Muchunti Mosque in Kuttichira is one of the most ancient mosques in Calicut. It is of particular importance to historians of Calicut’s heritage for several reasons: Firstly, it bears a stone inscription of circa 13th Century, itself a rare occurrence. The only other stone inscription of the Zamorin era is the one in Guruvayur Temple. Secondly, the inscription provides interesting clues to the linguistic evolution of Malayalam in the 13th Century. Thirdly, the contents of the bilingual inscription (in Malayalam and Arabic) records the grant of land for the up-keep of the Mosque, evidencing the continuation by the Zamorin of the secular tradition of the earlier Chera period grants of Sthanu Ravi to the Christian Church (Tarisappalli) and Bhaskara Ravi’s grant to the Jewish guild (Anchuvannam). According to historian Pius Malekandathil, however, this grant represented a reward to the Muslims by the Zamorin for supporting his state-building efforts. (Coastal Polity and the Changing Port- Hierarchy of Kerala)
Why is this Mosque called the ‘Muchunti Mosque’? Prof. MGS Narayanan explains: “Perhaps the name is a corruption of ‘Muchiyanre palli’ meaning the mosque founded by a person called ‘Muchiyan’. The term ‘Muchiyan’ itself appears to have contracted into ‘Muchin’ in course of time. There is an old aristocratic Muslim house called ‘Muchinrakam’ or the ‘house of Muchin’ close to the mosque. A Jaram or burial monument is also found there. It is likely that a certain Arab merchant prince called ‘Muchiyan’ came and settled down here and built a mosque which was endowed with landed property by the Zamorin also.” (Cultural Symbiosis in Kerala , 1972)
This is admittedly a conjecture. Could there be an alternative explanation, we wondered?. Sure enough we found an alternative possibility on the streets of faraway Penang in Malyasia. On Pitt Street to be exact, named by the British after the Prime Minister, William Pitt, the Younger. The street is now called Jalan Masjid Kapitan Keling, after a mosque built by a South Indian Captain of a ship. Down the street one finds the Tamil area of Chulia Street, formerly called Muchanti (junction).
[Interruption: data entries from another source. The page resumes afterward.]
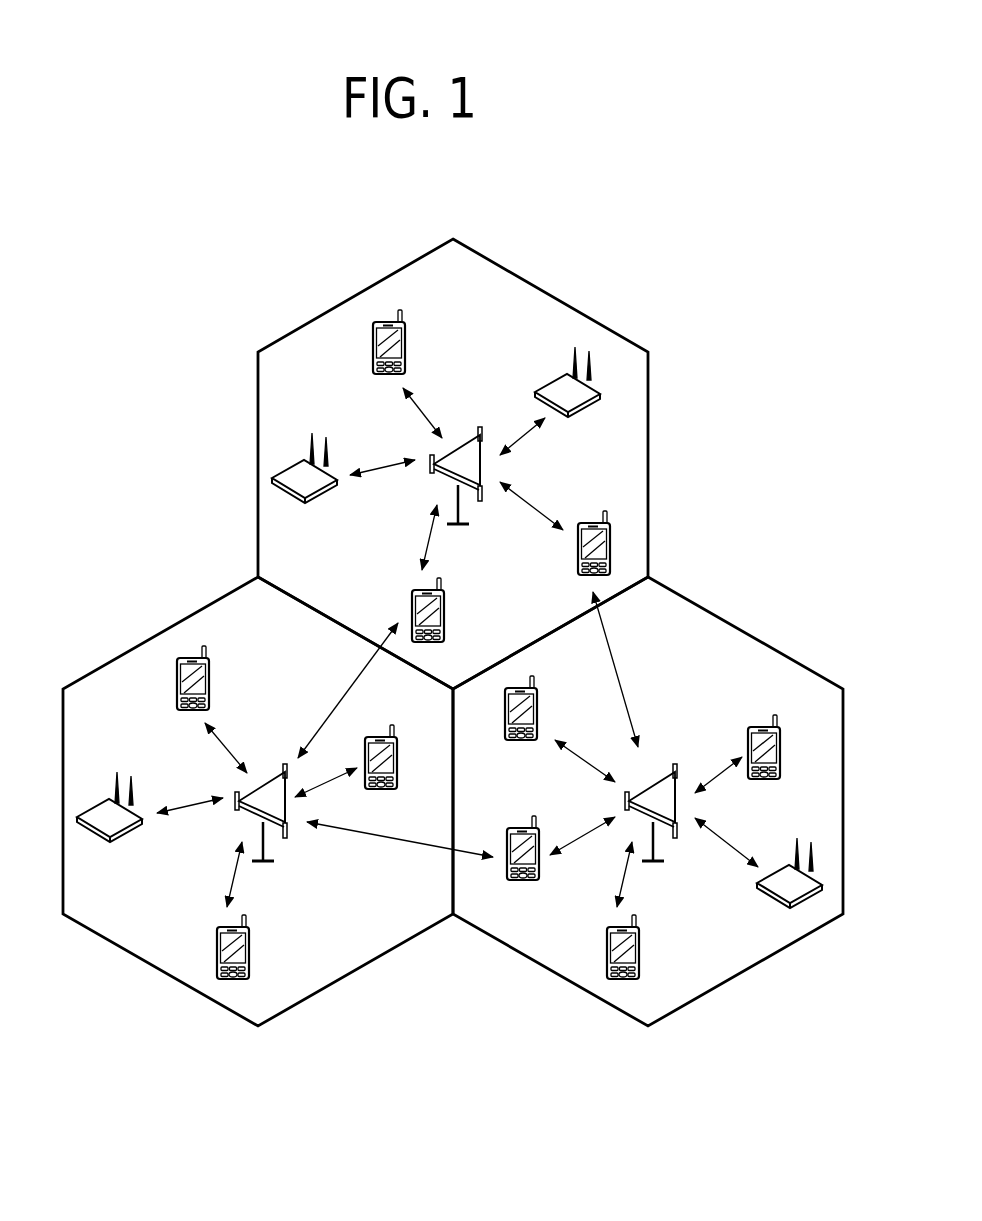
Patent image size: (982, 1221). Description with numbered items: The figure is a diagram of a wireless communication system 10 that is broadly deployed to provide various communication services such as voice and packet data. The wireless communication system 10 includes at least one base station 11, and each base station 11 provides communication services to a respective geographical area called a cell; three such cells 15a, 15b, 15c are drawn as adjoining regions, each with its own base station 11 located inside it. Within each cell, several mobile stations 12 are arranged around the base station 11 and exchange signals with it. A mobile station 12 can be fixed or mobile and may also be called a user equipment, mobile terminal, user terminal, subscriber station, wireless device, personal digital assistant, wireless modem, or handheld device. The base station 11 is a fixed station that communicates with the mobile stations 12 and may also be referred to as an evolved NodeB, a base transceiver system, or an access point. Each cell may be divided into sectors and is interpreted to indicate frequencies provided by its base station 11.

The wireless communication system 10 is at (731, 357).
The base station 11 is at (475, 438).
The mobile station 12 is at (405, 343).
The cell 15a is at (648, 452).
The cell 15b is at (773, 649).
The cell 15c is at (138, 647).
A little away from this junction on the Penang Road, we come across a notable Malabar monument, in Kampung Malabar (the Malabar colony), named after a faith healer from Calicut named Syed Mustafa Idris Koya. The entire Penang Road is known in Tamil locally as Ezhu Muchanti (the junction of seven roads). Muchanti in Tamil means a junction and perhaps meant the same in 13th century Malayalam, too. Muchunti Palli in Calicut is also situated on a junction where three paths meet. Did Muchanti Palli become Muchunti Palli in due course?
This could have been an idle guess, unless we had a more tangible evidence to support it. And we stumbled upon a piece of evidence in the form of a judgement of the Madras High Court delivered exactly a hundred years ago ( dated 16th July 1912). The learned Judges, Justice Sundara Aiyar and Justice Sadasiva Aiyer were adjudicating a dispute relating to this Mosque between Muthalakkandi Kattori Koya Molla and Palliveettil Abubacker regarding their respective rights to perform religious ceremonies in the Mosque. (http://www.indiankanoon.org/doc/759892/) Lo and behold, the learned Judges called this Mosque Muchanti Mosque, not once but throughout the judgement. We, therefore, conclude that the Mosque was called Muchanti palli (and not Muchunti palli as now) till a century ago. Linguists may be able to enlighten us as to how the transformation took place over the last hundred years.